There is one major wildcard in this whole conversation: President Donald Trump. He has been a major advocate of drilling in the Arctic. The problem is that former President Barack Obama enacted drilling restrictions in the Arctic before he left office, which will likely require legal action to reverse. Also in the picture is his new Secretary of State, Rex Tillerson. As CEO of ExxonMobile, Tillerson signed a drilling contract with Moscow to drill in the Arctic, but those plans were scuttled when Obama coordinated with Europe to sanction Russia over its annexation of Crimea and takeover of Ukraine’s Dombass region in 2014. Sanctions forbid U.S. companies to sell drilling technology to Russia, which it doesn’t have. It is estimated that ExxonMobile has lost more than a billion dollars as a result.
If Trump does lift sanctions and Tillerson does resume drilling talks with Russia, that will allow American energy companies to make money, but Russia has far more to gain. And lose.
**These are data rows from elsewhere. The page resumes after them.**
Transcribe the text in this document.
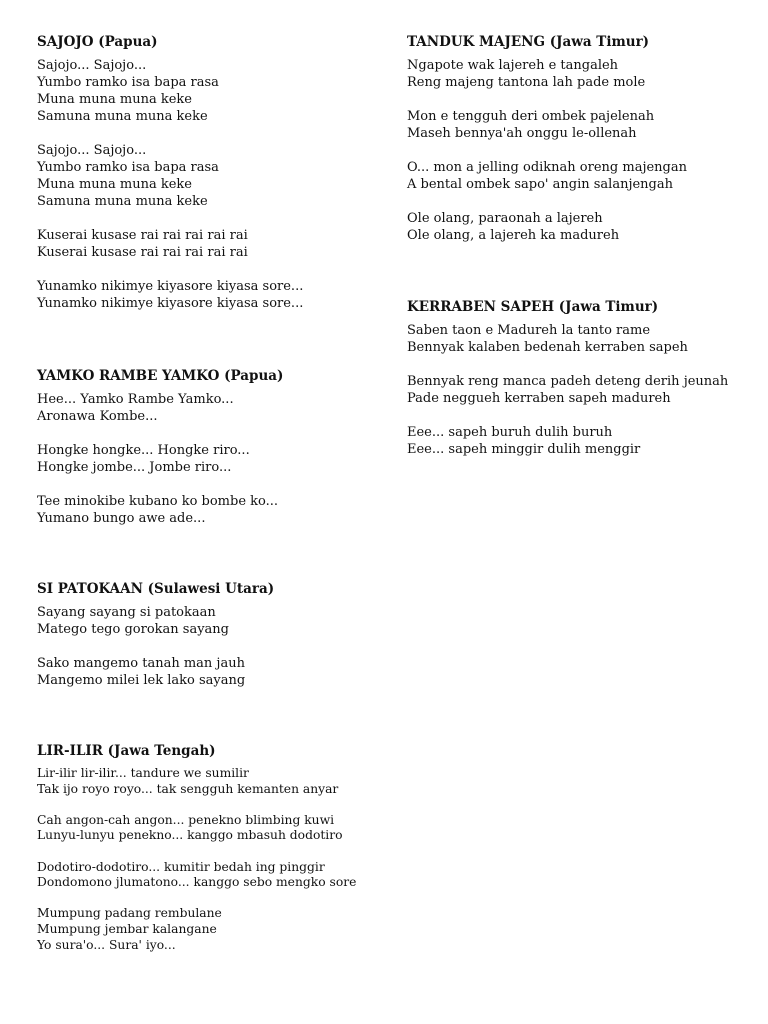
SAJOJO (Papua)
Sajojo... Sajojo...
Yumbo ramko isa bapa rasa
Muna muna muna keke
Samuna muna muna keke
Sajojo... Sajojo...
Yumbo ramko isa bapa rasa
Muna muna muna keke
Samuna muna muna keke
Kuserai kusase rai rai rai rai rai
Kuserai kusase rai rai rai rai rai
Yunamko nikimye kiyasore kiyasa sore...
Yunamko nikimye kiyasore kiyasa sore...
YAMKO RAMBE YAMKO (Papua)
Hee... Yamko Rambe Yamko...
Aronawa Kombe...
Hongke hongke... Hongke riro...
Hongke jombe... Jombe riro...
Tee minokibe kubano ko bombe ko...
Yumano bungo awe ade...
SI PATOKAAN (Sulawesi Utara)
Sayang sayang si patokaan
Matego tego gorokan sayang
Sako mangemo tanah man jauh
Mangemo milei lek lako sayang
LIR-ILIR (Jawa Tengah)
Lir-ilir lir-ilir... tandure we sumilir
Tak ijo royo royo... tak sengguh kemanten anyar
Cah angon-cah angon... penekno blimbing kuwi
Lunyu-lunyu penekno... kanggo mbasuh dodotiro
Dodotiro-dodotiro... kumitir bedah ing pinggir
Dondomono jlumatono... kanggo sebo mengko sore
Mumpung padang rembulane
Mumpung jembar kalangane
Yo sura'o... Sura' iyo...
TANDUK MAJENG (Jawa Timur)
Ngapote wak lajereh e tangaleh
Reng majeng tantona lah pade mole
Mon e tengguh deri ombek pajelenah
Maseh bennya'ah onggu le-ollenah
O... mon a jelling odiknah oreng majengan
A bental ombek sapo' angin salanjengah
Ole olang, paraonah a lajereh
Ole olang, a lajereh ka madureh
KERRABEN SAPEH (Jawa Timur)
Saben taon e Madureh la tanto rame
Bennyak kalaben bedenah kerraben sapeh
Bennyak reng manca padeh deteng derih jeunah
Pade neggueh kerraben sapeh madureh
Eee... sapeh buruh dulih buruh
Eee... sapeh minggir dulih menggir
Russia is a fossil fuel-driven economy and its oil and gas fields are depleting very quickly. As the world’s largest oil producing nation, it has to find new sources of oil and gas to keep up with the demand. At least 10 million barrels per day are needed to keep up with production demands beyond 2020, a Wilson Center report warns.
Ironically, though, Russia’s hardware still puts in the driver’s seat when it comes to controlling the Arctic Circle. Even if it cannot get to the energy reserves under the ocean because of technological drilling deficiencies, it’s certainly in control of activity above it.
And with 40 world class icebreakers ready to create new shipping lanes in the Arctic and a beefed up military to challenge any stake to it, Putin has a lot to feel confident about.